Selam watty halkı
Lütfen okuyanların hepsi iyi kötü yorum yapsınlarki kendimi geliştirebileyim.
Oylamayı ve yorum yapmayı unutmayın.İyi okumalar...
*****
"Ormanda tek başıma yürüyerek ağaçlarla ve kuşlarla konuşuyordum. Hava çoktan kararmıştı. Üzerimde sarayın içindekilerden çaldığım siyah pelerinim vardı. Ormandaki sesler sadece elimdeki gaz lambasından çıkan gıcırtılı sallanma sesi ve benim attığım adımlardı. İhtiyacım olan şeyleri almak için bu gece kaldığım yerden çıkmış saraya doğru ilerliyordum. Beslendiğim şey kandı. Bu yüzden kana da ihtiyacım vardı ve bunu kraliyetten karşıma çıkan insanlar veya ormanda karşılaştığım hayvanların kanını emerek halletmeye çalışıyordum. Sabah yağan yağmur yüzünden yerlerde su birikintileri vardı. Ama ormanın içindeki toprak kokusu bana huzur veriyordu.Bir süre yürüdükten sonra yorulduğumu hissettim. Bu gecelik kalmak için kendime bir yer bulmam gerekiyordu. Biraz daha yürüyüp kendim için kalacak bir ağaç seçtim. Ağacın dalları ve yaprakları genişti. Eğer yağmur yağarsa daha az ıslanırdım. Zaten üzerimdekilerin rengide siyah olduğu için lambayı kapattıktan sonra bir şey gelirse beni tam olarak göremeyebilirdi.

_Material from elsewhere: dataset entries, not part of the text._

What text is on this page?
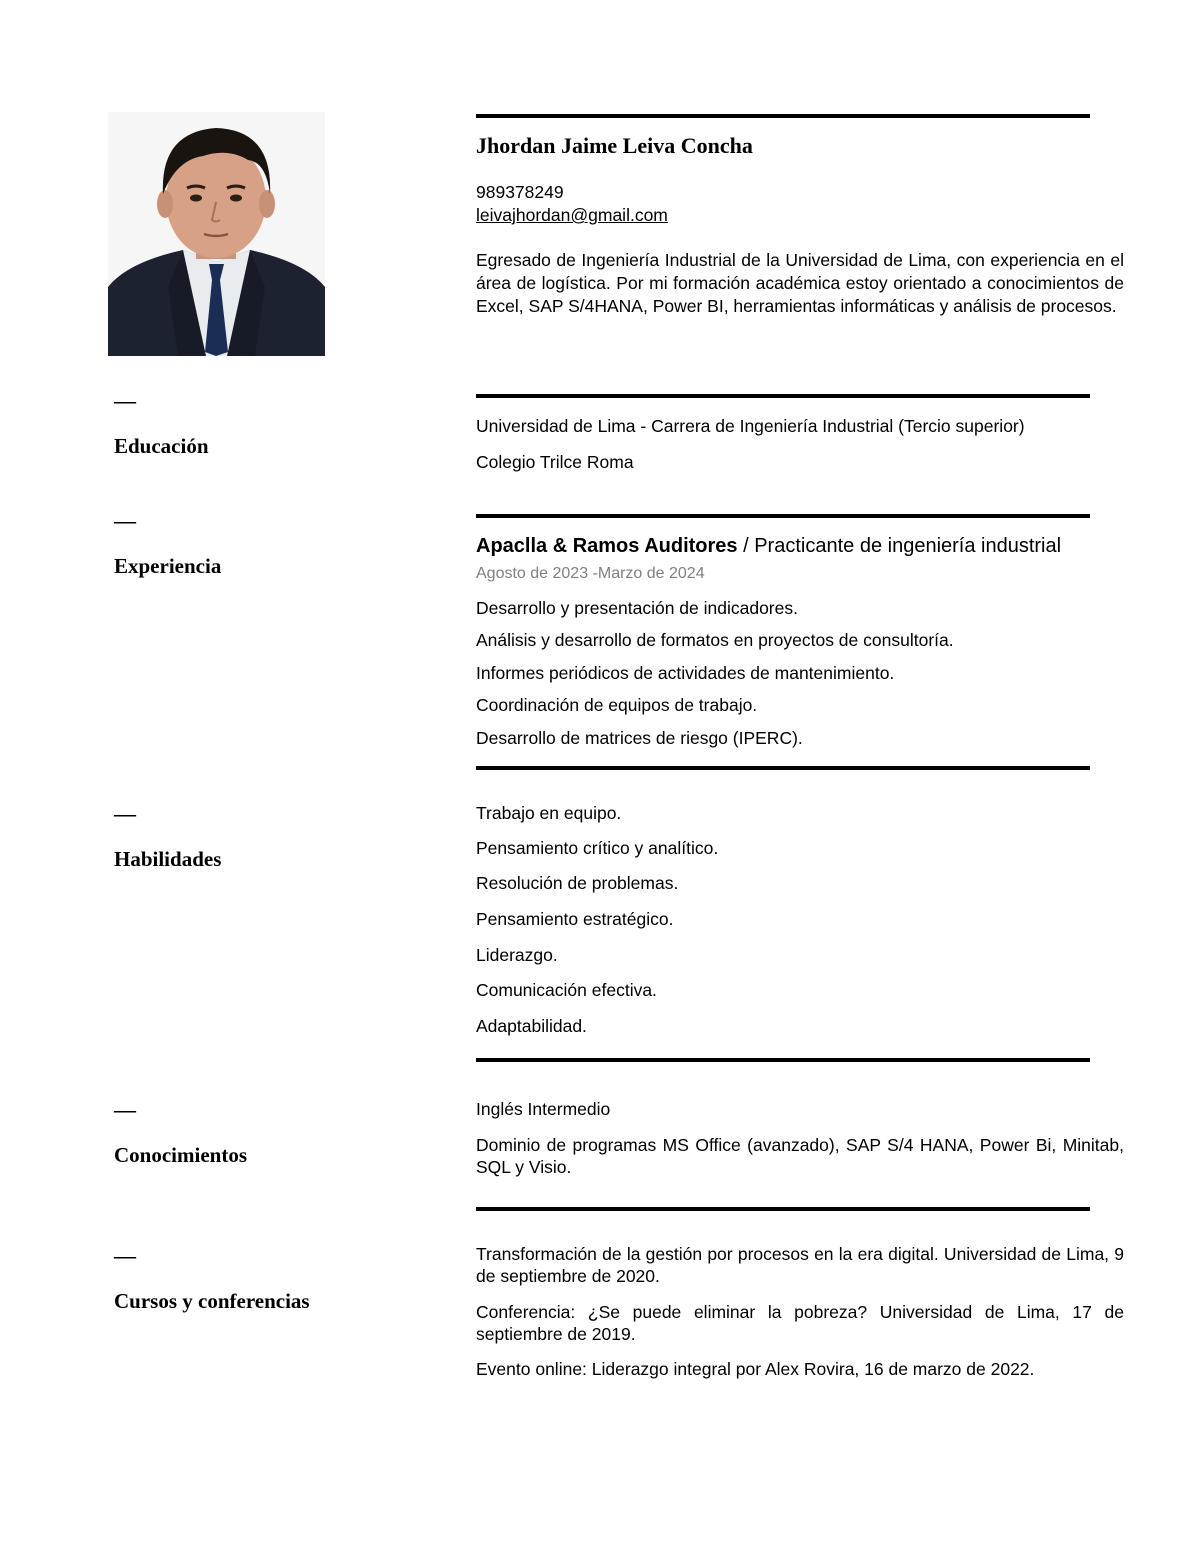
Jhordan Jaime Leiva Concha
989378249
leivajhordan@gmail.com
Egresado de Ingeniería Industrial de la Universidad de Lima, con experiencia en el área de logística. Por mi formación académica estoy orientado a conocimientos de Excel, SAP S/4HANA, Power BI, herramientas informáticas y análisis de procesos.
—
Educación
Universidad de Lima - Carrera de Ingeniería Industrial (Tercio superior)
Colegio Trilce Roma
—
Experiencia
Apaclla & Ramos Auditores / Practicante de ingeniería industrial
Agosto de 2023 -Marzo de 2024
Desarrollo y presentación de indicadores.
Análisis y desarrollo de formatos en proyectos de consultoría.
Informes periódicos de actividades de mantenimiento.
Coordinación de equipos de trabajo.
Desarrollo de matrices de riesgo (IPERC).
—
Habilidades
Trabajo en equipo.
Pensamiento crítico y analítico.
Resolución de problemas.
Pensamiento estratégico.
Liderazgo.
Comunicación efectiva.
Adaptabilidad.
—
Conocimientos
Inglés Intermedio
Dominio de programas MS Office (avanzado), SAP S/4 HANA, Power Bi, Minitab, SQL y Visio.
—
Cursos y conferencias
Transformación de la gestión por procesos en la era digital. Universidad de Lima, 9 de septiembre de 2020.
Conferencia: ¿Se puede eliminar la pobreza? Universidad de Lima, 17 de septiembre de 2019.
Evento online: Liderazgo integral por Alex Rovira, 16 de marzo de 2022.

Ağacın altına kıvrıldım. Kafamı gökyüzüne çevirip uyuyup sabahı beklemek için gözlerimi kapattım..."
*****
Prenses Lara
"Kralım! Kralım! Onu gördüm. Anlatılan gibiydi. Boynunda bir ısırık izi vardı. Dişlerini gördüm. Sanki...sanki vampir dişiymiş gibiydi. Önce bana seslendi. Etrafıma baktım. Hemen yanımda bir fısıltı duydum. Şey diyordu bana...şey 'doğru gördün ben o kişiyim.' dedi bana. Sanki zihnimi okuyabilmiş gibiydi. Sonra...sonra başka bir şey oldu. Beni ısırdı. Bayıldım. Uyandığımda kimse yoktu etrafta. Hiç bir ses yoktu. Buraya kadar Zar zor geldim. Kralım! Kralım! İnanın bize efsane doğru."Adamın anlattıkları ile herkes şok olmuştu. Kimseden ses çıkmıyordu. Babam ise şövalyelere emirler yağdırıyordu. Saray şifacılarından iki adam gelip adamı şifa odasına doğru götürüyorlardı. Ben ise duyduklarım ile beraber şoka girmiş şekilde öylece yere bakıyordum.
"Şöleni sonlandırın!" Dedi babam. Hemen hemen herkes toplanmaya başlayıp evlerine dönmek için hareketlenmişti. Sonra bana ve Soya'ya döndü. "Lara,odana çıkmanı ve ben diyene kadar da çıkmanı istemiyorum." Bana bunu dedikten sonra Soya'ya döndü. "Soya,yanına bir kaç şövalye al ve Lara'yı odasına götür. Odanın kapısına bir kaç şövalye koy, kızım ne isterse yapın." Babam bunu dedi ve arkasını dönüp diğer şövalyelere emirler vermeye devam etti. Soya bana doğru döndü ve kafasıyla sarayı işaret etti. Babamın verdiği emirlerin dışına çıkamazdı. Ben de babamın dediklerini yapmak zorundaydım. Bu yüzden Soya'ya zorluk çıkarmadan saraya yürümeye başladım. Saraya doğru yürürken aklımdan bazı düşünceler geçiriyordum.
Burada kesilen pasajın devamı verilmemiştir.